Purpose: Sparse-view CT benefits from reduction in dose of radiation to patient with fewer projection views than general. Conventional filtered-back projection (FBP) algorithm is limited due to the insufficient projection information required to sparse-view CT reconstruction. The iterative reconstruction complement the disadvantage, while it is mostly time-inefficient and challenging to dramatically reduce the number of projection views. Deep-learning-based sparse-view reconstruction could address the drawbacks. Though various trials made thus far, this work proposes a reconstruction with Generative Adversarial Network (GAN) based model that utilizes FC-DenseNet as a backbone network architecture.
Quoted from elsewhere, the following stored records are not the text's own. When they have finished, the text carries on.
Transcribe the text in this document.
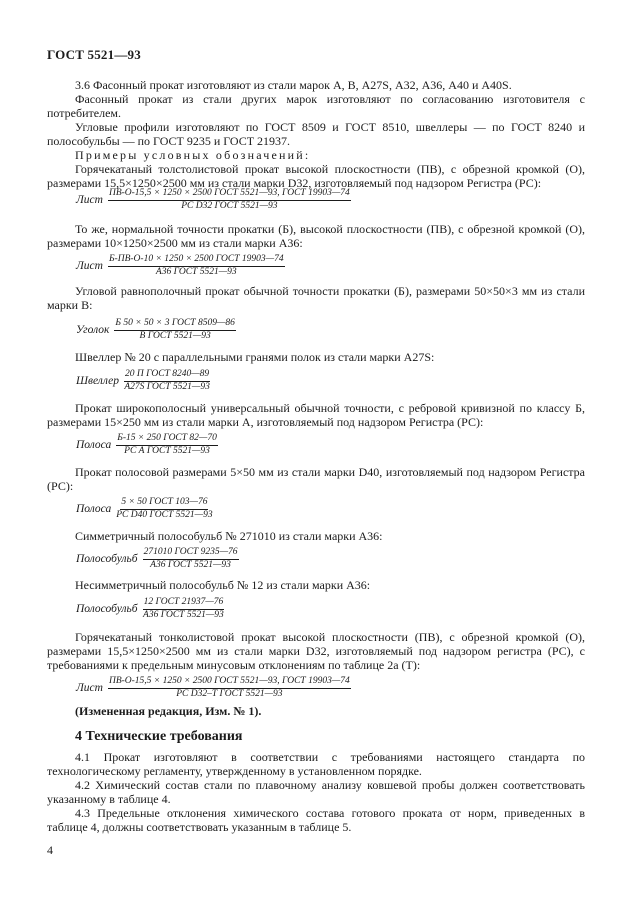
ГОСТ 5521—93

3.6 Фасонный прокат изготовляют из стали марок А, В, А27S, А32, А36, А40 и А40S.

Фасонный прокат из стали других марок изготовляют по согласованию изготовителя с потребителем.

Угловые профили изготовляют по ГОСТ 8509 и ГОСТ 8510, швеллеры — по ГОСТ 8240 и полособульбы — по ГОСТ 9235 и ГОСТ 21937.

Примеры условных обозначений:

Горячекатаный толстолистовой прокат высокой плоскостности (ПВ), с обрезной кромкой (О), размерами 15,5×1250×2500 мм из стали марки D32, изготовляемый под надзором Регистра (РС):

Лист $\frac{\text{ПВ-О-15,5 × 1250 × 2500 ГОСТ 5521—93, ГОСТ 19903—74}}{\text{РС D32 ГОСТ 5521—93}}$

То же, нормальной точности прокатки (Б), высокой плоскостности (ПВ), с обрезной кромкой (О), размерами 10×1250×2500 мм из стали марки А36:

Лист $\frac{\text{Б-ПВ-О-10 × 1250 × 2500 ГОСТ 19903—74}}{\text{А36 ГОСТ 5521—93}}$

Угловой равнополочный прокат обычной точности прокатки (Б), размерами 50×50×3 мм из стали марки В:

Уголок $\frac{\text{Б 50 × 50 × 3 ГОСТ 8509—86}}{\text{В ГОСТ 5521—93}}$

Швеллер № 20 с параллельными гранями полок из стали марки А27S:

Швеллер $\frac{\text{20 П ГОСТ 8240—89}}{\text{А27S ГОСТ 5521—93}}$

Прокат широкополосный универсальный обычной точности, с ребровой кривизной по классу Б, размерами 15×250 мм из стали марки А, изготовляемый под надзором Регистра (РС):

Полоса $\frac{\text{Б-15 × 250 ГОСТ 82—70}}{\text{РС А ГОСТ 5521—93}}$

Прокат полосовой размерами 5×50 мм из стали марки D40, изготовляемый под надзором Регистра (РС):

Полоса $\frac{\text{5 × 50 ГОСТ 103—76}}{\text{РС D40 ГОСТ 5521—93}}$

Симметричный полособульб № 271010 из стали марки А36:

Полособульб $\frac{\text{271010 ГОСТ 9235—76}}{\text{А36 ГОСТ 5521—93}}$

Несимметричный полособульб № 12 из стали марки А36:

Полособульб $\frac{\text{12 ГОСТ 21937—76}}{\text{А36 ГОСТ 5521—93}}$

Горячекатаный тонколистовой прокат высокой плоскостности (ПВ), с обрезной кромкой (О), размерами 15,5×1250×2500 мм из стали марки D32, изготовляемый под надзором регистра (РС), с требованиями к предельным минусовым отклонениям по таблице 2а (Т):

Лист $\frac{\text{ПВ-О-15,5 × 1250 × 2500 ГОСТ 5521—93, ГОСТ 19903—74}}{\text{РС D32–Т ГОСТ 5521—93}}$
(Измененная редакция, Изм. № 1).
4 Технические требования

4.1 Прокат изготовляют в соответствии с требованиями настоящего стандарта по технологическому регламенту, утвержденному в установленном порядке.

4.2 Химический состав стали по плавочному анализу ковшевой пробы должен соответствовать указанному в таблице 4.

4.3 Предельные отклонения химического состава готового проката от норм, приведенных в таблице 4, должны соответствовать указанным в таблице 5.

4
Methods: The input and output of the network were set to be sparse-view CT (45-view), and ground-truth CT (720-view), which were obtained from FBP algorithm. Patient cohort consisted of 74 scans of head-and-neck patients: 37, 28, and 9 scans used for training, validating, and testing the proposed network. We trained GAN using FC-DenseNet and used L1 loss, L2 loss, and gradient difference loss to obtain training results. The metrics for reconstruction accuracy of the trained network employed Mean Absolute Error (MAE), Peak Signal to Noise Ratio (PSNR), and Structural Similarity Index (SSIM).
Results: The results indicated that Our proposed model can improve the sparse-view CT image quality with minimal streaking artifacts. The generated image for our proposed model was assessed by MAE, PSNR, and SSIM. The original sparse-view CT reconstruction image for conventional FBP algorithm results 53.03, 51.28, 0.97. The model with L1 loss results 16.88, 44.52, 0.86. The model with L2 loss results 24.41, 36.59, 0.92. The model with gradient difference loss results 17.10, 31.86, 0.59.
Conclusion: Our proposed network adopted GAN network architecture for sparse-view CT image reconstruction. It demonstrated that the trained network could achieve much more accurate reconstructed image than conventional FBP.